World Honey Bee Day is the third Saturday in August
World Honey Bee Day was created in 2009 by American beekeepers who petitioned the USDA to recognize a day for honey bees. World Honey Bee Day is a holiday that celebrates honey bees and the beekeepers who work to keep up with them.
Honey bees provide us with products like honey and beeswax. Honey, of course, is an alternative to other sweeteners such as sugar or Stevia. Beeswax is perfect for candles, and it has also proven to be excellent for moisturizing the skin. Another useful production of honey bees is royal jelly, which is made by worker honey bees and full of vitamins and proteins, making it useful for conditions such as asthma, insomnia, and PMS. Of course, they are also responsible for pollinating flowers and crops. So without honey bees, not only would we miss out on these nutrients and benefits, but our ecosystem would also become imbalanced.

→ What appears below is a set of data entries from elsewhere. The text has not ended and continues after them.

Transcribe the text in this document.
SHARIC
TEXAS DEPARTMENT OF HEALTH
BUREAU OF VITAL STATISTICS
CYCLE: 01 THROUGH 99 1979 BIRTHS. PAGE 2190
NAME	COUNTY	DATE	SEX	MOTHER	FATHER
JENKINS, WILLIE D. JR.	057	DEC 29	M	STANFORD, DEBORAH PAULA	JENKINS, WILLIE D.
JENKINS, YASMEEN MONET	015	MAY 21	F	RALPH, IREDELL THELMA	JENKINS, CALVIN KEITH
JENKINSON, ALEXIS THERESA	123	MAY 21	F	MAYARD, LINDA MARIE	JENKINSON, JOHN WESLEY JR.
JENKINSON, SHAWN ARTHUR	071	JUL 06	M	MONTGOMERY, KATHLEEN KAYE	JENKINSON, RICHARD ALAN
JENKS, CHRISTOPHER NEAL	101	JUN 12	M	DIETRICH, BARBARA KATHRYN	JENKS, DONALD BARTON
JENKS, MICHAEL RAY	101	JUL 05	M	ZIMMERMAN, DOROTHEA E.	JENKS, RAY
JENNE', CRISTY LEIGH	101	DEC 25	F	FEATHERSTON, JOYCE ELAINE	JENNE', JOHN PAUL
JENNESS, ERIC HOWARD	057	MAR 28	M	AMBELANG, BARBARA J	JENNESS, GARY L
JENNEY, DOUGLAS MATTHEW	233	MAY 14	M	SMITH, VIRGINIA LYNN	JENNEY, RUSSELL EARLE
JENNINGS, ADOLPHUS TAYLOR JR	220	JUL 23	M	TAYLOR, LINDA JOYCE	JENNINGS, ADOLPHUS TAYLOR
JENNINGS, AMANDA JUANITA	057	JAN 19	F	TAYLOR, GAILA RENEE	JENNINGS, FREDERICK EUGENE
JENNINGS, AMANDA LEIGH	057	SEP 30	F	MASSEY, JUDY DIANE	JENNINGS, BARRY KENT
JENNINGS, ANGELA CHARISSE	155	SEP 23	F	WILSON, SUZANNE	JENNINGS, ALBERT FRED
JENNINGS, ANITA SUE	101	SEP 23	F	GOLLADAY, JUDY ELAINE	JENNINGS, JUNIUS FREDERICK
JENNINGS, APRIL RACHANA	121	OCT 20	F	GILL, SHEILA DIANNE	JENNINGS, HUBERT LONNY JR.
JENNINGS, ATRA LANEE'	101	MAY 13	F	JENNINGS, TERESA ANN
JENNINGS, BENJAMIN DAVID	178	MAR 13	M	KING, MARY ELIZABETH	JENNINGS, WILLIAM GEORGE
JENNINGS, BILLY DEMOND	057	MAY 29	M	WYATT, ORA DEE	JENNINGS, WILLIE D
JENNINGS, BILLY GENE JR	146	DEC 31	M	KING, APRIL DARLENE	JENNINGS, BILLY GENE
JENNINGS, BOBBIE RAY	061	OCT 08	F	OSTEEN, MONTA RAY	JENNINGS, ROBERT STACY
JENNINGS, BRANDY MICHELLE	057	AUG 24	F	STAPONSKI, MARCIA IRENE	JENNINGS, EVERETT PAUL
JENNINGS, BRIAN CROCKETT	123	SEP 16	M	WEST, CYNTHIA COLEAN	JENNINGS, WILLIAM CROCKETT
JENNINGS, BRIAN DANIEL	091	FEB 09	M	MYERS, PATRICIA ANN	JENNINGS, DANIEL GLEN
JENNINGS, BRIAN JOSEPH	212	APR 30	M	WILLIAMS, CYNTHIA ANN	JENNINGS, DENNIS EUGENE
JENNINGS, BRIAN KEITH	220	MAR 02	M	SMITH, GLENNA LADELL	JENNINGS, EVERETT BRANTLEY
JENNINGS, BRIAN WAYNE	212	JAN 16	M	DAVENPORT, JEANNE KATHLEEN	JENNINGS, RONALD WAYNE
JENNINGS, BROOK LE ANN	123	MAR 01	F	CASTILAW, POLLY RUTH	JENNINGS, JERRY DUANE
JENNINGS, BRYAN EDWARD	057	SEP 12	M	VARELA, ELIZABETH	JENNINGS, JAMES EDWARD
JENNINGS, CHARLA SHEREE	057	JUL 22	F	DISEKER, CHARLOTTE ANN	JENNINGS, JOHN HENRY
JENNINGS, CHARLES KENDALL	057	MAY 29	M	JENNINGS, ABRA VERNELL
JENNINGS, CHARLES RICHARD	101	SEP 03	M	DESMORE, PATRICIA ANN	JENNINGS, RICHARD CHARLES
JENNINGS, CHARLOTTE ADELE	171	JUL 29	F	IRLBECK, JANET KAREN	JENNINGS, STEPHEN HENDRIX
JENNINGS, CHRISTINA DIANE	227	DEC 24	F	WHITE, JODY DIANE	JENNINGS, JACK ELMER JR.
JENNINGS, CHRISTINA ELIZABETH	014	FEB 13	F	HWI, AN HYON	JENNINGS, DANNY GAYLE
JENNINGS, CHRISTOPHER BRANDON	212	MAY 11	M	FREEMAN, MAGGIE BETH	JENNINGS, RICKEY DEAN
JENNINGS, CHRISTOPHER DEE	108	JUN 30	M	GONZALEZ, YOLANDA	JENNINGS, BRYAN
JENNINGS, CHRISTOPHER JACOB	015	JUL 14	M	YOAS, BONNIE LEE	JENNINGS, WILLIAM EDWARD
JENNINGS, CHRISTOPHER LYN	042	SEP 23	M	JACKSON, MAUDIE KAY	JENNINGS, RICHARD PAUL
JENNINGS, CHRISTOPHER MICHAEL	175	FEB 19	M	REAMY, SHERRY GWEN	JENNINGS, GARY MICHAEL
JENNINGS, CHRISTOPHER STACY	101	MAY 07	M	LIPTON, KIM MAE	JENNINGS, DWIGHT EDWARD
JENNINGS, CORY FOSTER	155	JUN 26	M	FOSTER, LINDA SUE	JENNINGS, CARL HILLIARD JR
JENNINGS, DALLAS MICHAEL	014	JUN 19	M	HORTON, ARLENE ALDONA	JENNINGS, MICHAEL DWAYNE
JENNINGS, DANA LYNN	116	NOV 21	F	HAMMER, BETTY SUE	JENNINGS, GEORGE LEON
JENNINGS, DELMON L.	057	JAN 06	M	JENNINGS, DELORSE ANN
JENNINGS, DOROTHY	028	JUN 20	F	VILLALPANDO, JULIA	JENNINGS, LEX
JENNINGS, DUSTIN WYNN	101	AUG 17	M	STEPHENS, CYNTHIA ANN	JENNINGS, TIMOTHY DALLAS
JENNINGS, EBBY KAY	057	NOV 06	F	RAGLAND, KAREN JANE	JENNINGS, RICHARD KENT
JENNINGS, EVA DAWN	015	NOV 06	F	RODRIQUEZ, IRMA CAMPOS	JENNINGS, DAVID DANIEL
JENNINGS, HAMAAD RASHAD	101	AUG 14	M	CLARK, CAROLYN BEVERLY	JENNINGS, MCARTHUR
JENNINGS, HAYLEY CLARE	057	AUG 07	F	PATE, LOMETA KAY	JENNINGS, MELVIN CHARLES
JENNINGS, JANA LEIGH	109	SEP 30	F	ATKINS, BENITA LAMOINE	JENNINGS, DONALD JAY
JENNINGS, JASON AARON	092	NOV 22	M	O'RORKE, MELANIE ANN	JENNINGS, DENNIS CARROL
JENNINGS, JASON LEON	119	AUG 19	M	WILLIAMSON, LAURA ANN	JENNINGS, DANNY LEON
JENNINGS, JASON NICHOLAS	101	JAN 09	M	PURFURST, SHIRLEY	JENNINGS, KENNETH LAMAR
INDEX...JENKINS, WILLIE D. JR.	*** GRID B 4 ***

Ways to Celebrate World Honey Bee Day
A fun way to celebrate World Honey Bee Day is by enjoying a tasty treat with honey, such as honey fruit cobbler. You can also use honey in place of sweetener for a naturally sweet cup of tea. If you’d like to see a honey bee up close but have no experience as a beekeeper, you could plant some wildflowers, or buy potted flowers from the store.
Don't Be Afraid
Many people are afraid of honey bees and their sting, but you should know a few facts about these helpful insects. While honey bee stings can be quite painful, they won’t sting unless provoked. Additionally, only female honey bees have stingers. So if you see them buzzing about, let them do their jobs and they won’t become aggravated.
Honey Bee or Bumblebee?
Honey bees are often confused with bumblebees, their more aggressive cousins. One difference is in body size and shape: honey bees are thinner and have less hair, while bumblebees are more round and fuzzy. Bumblebees are able to sting multiple times, but honey bees only have one sting. Honey bees are usually kept by beekeepers, while bumblebees live in the wild.
In recent years, researchers have been studying an alarming decrease in honey bee populations. Possible causes are the threat of Africanized honey bees and a phenomenon called colony collapse disorder, but humans have also endangered honey bees by using pesticides. Because of the crucial role honey bees have in pollinating crops, people can band together to brainstorm ways to reverse the dwindling numbers. So on World Honey Bee Day this year, remember to “bee” kind to these hard-working pollinators, because our planet would suffer without them.